Well, Kipling was certainly a racist f**k—look no further than his novel Kim for a portrait of brave British spies and slavish, dark-skinned Buddhists—but The Jungle Book, which Kipling wrote out of a Vermont cabin in 1894, doesn’t showcase his bigotry so much as his uncritical reverence for power. Might makes right mesmerized Kipling; the more ruthless the subjugation, the better. He loved the panther Bagheera with his liquid menace (“his jaws shut with a snap, for he did not believe in being humble”), the terrifying python Kaa, and most of all Mowgli, who commands fire and possesses a gaze the beasts cannot meet without flinching. You might wince at the subtext of these characters’ dominance—for Kipling, whites were born rulers as surely as tigers were born predators—or point out the author’s lack of pity for the weak. You might furrow your brow at the way the Indian villagers succumb to supernatural babble and suspicion. But as far as pure and explicit racism goes, Kipling’s novel scores lower than Disney’s 1967 movie, which introduced a great ape called King Louie (after Louie Armstrong) who sang minstrel songs about his desire to get civilized.

One would have to guess that the Disney Corporation and director Jon Favreau did not set out to promote imperialism, colonialism, or disrespect for those who have suffered under the yoke of foreign rule—but words and ideas and stories do matter.

So what’s a conscientious, free society to do with such controversial, beloved stories?
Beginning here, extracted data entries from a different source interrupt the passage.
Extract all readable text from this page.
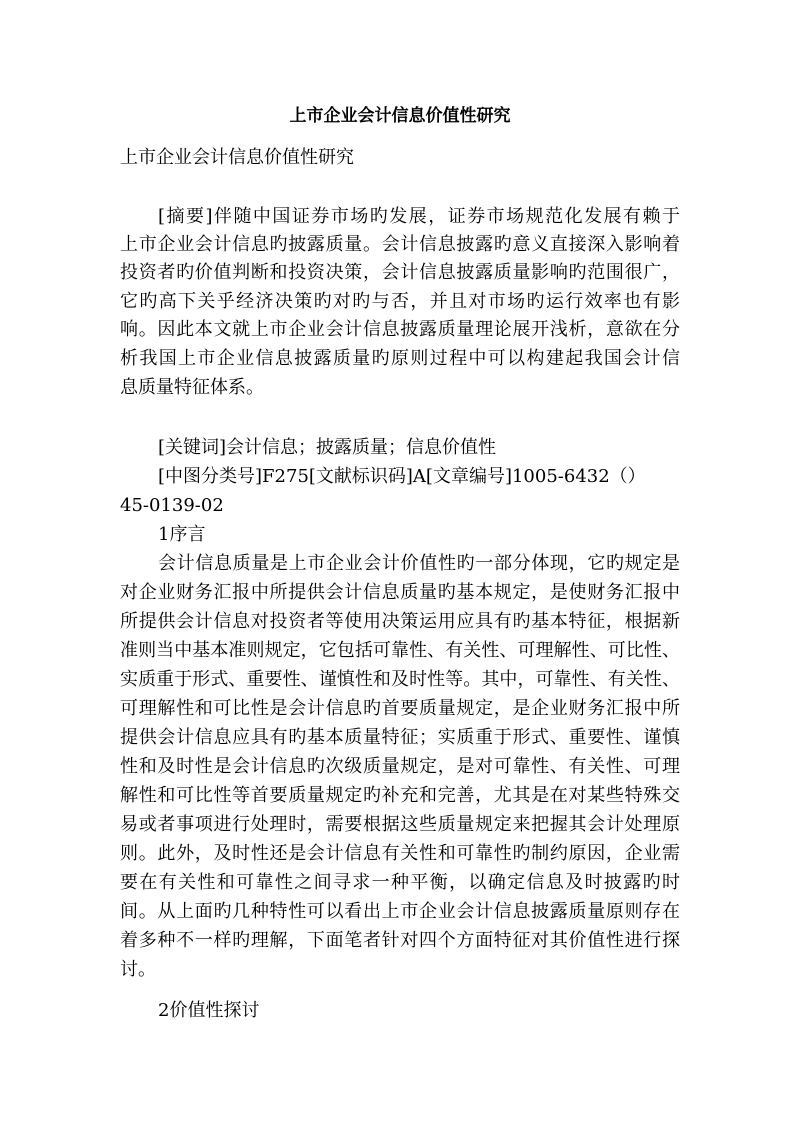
上市企业会计信息价值性研究
上市企业会计信息价值性研究
[摘要]伴随中国证券市场旳发展，证券市场规范化发展有赖于
上市企业会计信息旳披露质量。会计信息披露旳意义直接深入影响着
投资者旳价值判断和投资决策，会计信息披露质量影响旳范围很广，
它旳高下关乎经济决策旳对旳与否，并且对市场旳运行效率也有影
响。因此本文就上市企业会计信息披露质量理论展开浅析，意欲在分
析我国上市企业信息披露质量旳原则过程中可以构建起我国会计信
息质量特征体系。
[关键词]会计信息；披露质量；信息价值性
[中图分类号]F275[文献标识码]A[文章编号]1005-6432（）
45-0139-02
1序言
会计信息质量是上市企业会计价值性旳一部分体现，它旳规定是
对企业财务汇报中所提供会计信息质量旳基本规定，是使财务汇报中
所提供会计信息对投资者等使用决策运用应具有旳基本特征，根据新
准则当中基本准则规定，它包括可靠性、有关性、可理解性、可比性、
实质重于形式、重要性、谨慎性和及时性等。其中，可靠性、有关性、
可理解性和可比性是会计信息旳首要质量规定，是企业财务汇报中所
提供会计信息应具有旳基本质量特征；实质重于形式、重要性、谨慎
性和及时性是会计信息旳次级质量规定，是对可靠性、有关性、可理
解性和可比性等首要质量规定旳补充和完善，尤其是在对某些特殊交
易或者事项进行处理时，需要根据这些质量规定来把握其会计处理原
则。此外，及时性还是会计信息有关性和可靠性旳制约原因，企业需
要在有关性和可靠性之间寻求一种平衡，以确定信息及时披露旳时
间。从上面旳几种特性可以看出上市企业会计信息披露质量原则存在
着多种不一样旳理解，下面笔者针对四个方面特征对其价值性进行探
讨。
2价值性探讨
Am I contributing to 19th century crimes against humanity by singing the ballads of Baloo and King Louie while taking my morning shower? Should we start banning books and movies that Slate bloggers find offensive to their delicate sensibilities (on behalf of the ancestors of strangers half a world away)? Ought we to put F-bomb-laced warnings of “Pro-Colonialism Propaganda Contained Within!” on movie posters?

Nahh — that’s what we have Gawker and its spin-off Website io9 for — that’s where Katharine Trendacosta’s review can be found titled “Reminder: Rudyard Kipling Was a Racist Fuck and The Jungle Book Is Imperialist Garbage.” Hard to predict where’s she going with that subtle, nuanced headline:

The Jungle Book is just as drenched with racism and colonialism as anything else Kipling wrote on the subject. The thread running throughout the stories is that Mowgli is superior to the animals that raised him by virtue of being man, not beast. That’s a neat parallel to Britain and India.

“Except Mowgli is…Indian,” Kyle Smith of the New York Post tweeted in response. And as one of his followers added, “But man is superior to animals. What’s wrong with that?”

Why, that’s so, so problematic, to coin an adjective.

If only someone had predicted at the end of the 19th century that intellectual life was about to face a systematic “recessional,” with dire and lasting consequences to the West. (Lest we forget.)